Create/Register a Docker Container Image¶
This guide is meant to accompany the instructions for using containers in the PATh Facility. You can use your own custom container to run jobs in the PATh Facility, and we assume that those containers are built using Docker. This guide describes how to create your own Docker container "image" (the blueprint for the container). Once you have created your custom image, you will need to register the image as described further down in this guide.

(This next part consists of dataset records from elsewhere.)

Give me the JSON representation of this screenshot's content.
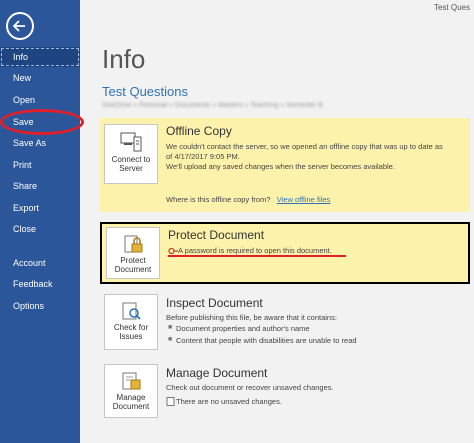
{
  "window": {
    "user": "Test Ques"
  },
  "sidebar": {
    "items": [
      {
        "label": "Info"
      },
      {
        "label": "New"
      },
      {
        "label": "Open"
      },
      {
        "label": "Save"
      },
      {
        "label": "Save As"
      },
      {
        "label": "Print"
      },
      {
        "label": "Share"
      },
      {
        "label": "Export"
      },
      {
        "label": "Close"
      },
      {
        "label": "Account"
      },
      {
        "label": "Feedback"
      },
      {
        "label": "Options"
      }
    ]
  },
  "main": {
    "title": "Info",
    "doc_title": "Test Questions",
    "doc_path": "OneDrive » Personal » Documents » Masters » Teaching » Semester B",
    "offline": {
      "button_line1": "Connect to",
      "button_line2": "Server",
      "title": "Offline Copy",
      "text1": "We couldn't contact the server, so we opened an offline copy that was up to date as",
      "text2": "of 4/17/2017 9:05 PM.",
      "text3": "We'll upload any saved changes when the server becomes available.",
      "question": "Where is this offline copy from?",
      "link": "View offline files"
    },
    "protect": {
      "button_line1": "Protect",
      "button_line2": "Document",
      "title": "Protect Document",
      "text": "A password is required to open this document."
    },
    "inspect": {
      "button_line1": "Check for",
      "button_line2": "Issues",
      "title": "Inspect Document",
      "text": "Before publishing this file, be aware that it contains:",
      "bullet1": "Document properties and author's name",
      "bullet2": "Content that people with disabilities are unable to read"
    },
    "manage": {
      "button_line1": "Manage",
      "button_line2": "Document",
      "title": "Manage Document",
      "text": "Check out document or recover unsaved changes.",
      "status": "There are no unsaved changes."
    }
  }
}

For an overview and how to execute images in PATh, please see Containers - Overview
Install Docker and Get a Docker Hub Account¶
You'll need a Docker Hub account in order to download Docker and share your Docker container images: DockerHub
Install Docker Desktop to your computer using the appropriate version for your operating system. Note that PATh does not provide any Docker build hosts.
Identify Components¶
What software do you want to install? Make sure that you have either the source
code or a command that can be used to install it through Linux (like apt-get
or
yum
).
You'll also need to choose a "base" container, on which to add your particular software or tools. See the available containers on Docker Hub here: OSG Docker Containers The best candidates for you will be containers that have "osgvo" in the name.
If you prefer, you can base your image on images not already published
by PATh, but if you do this, we recommend that as one of the creation steps you
create the /cvmfs
directory. See Special Cases below.
Build a Container¶
There are two main methods for generating your own container image.
- Editing the
Dockerfile
- Editing the default image using local Docker
We recommend the first option, as it is more reproducible, but the second option can be useful for troubleshooting or especially tricky installs.
Editing the Dockerfile
¶
Create a folder on your computer and inside it, create a blank text file
called Dockerfile
.
The first line of this file should include the keyword FROM
and then
the name of a Docker image (from Docker Hub) you want
to use as your starting point. If using the OSG's Ubuntu Xenial image that
would look like this:
FROM opensciencegrid/osgvo-ubuntu-xenial
Then, for each command you want to run to add libraries or software, use the
keyword RUN
and then the command. Sometimes it makes sense to string
commands together using the &&
operator and line breaks \
, like so:
RUN apt-get update && \
apt-get install -yy build-essentials
or
RUN wget https://cran.r-project.org/src/base/R-3/R-3.6.0.tar.gz && \
tar -xzf R-3.6.0.tar.gz && \
cd R-3.6.0 && \
./configure && \
make && \
make install
Typically it's good to group together commands installing the same kind of thing
(system libraries, or software packages, or an installation process) under one RUN
command,
and then have multiple RUN
commands, one for each of the different type of
software or package you're installing.
(For all the possible Dockerfile keywords, see the Docker Documentation)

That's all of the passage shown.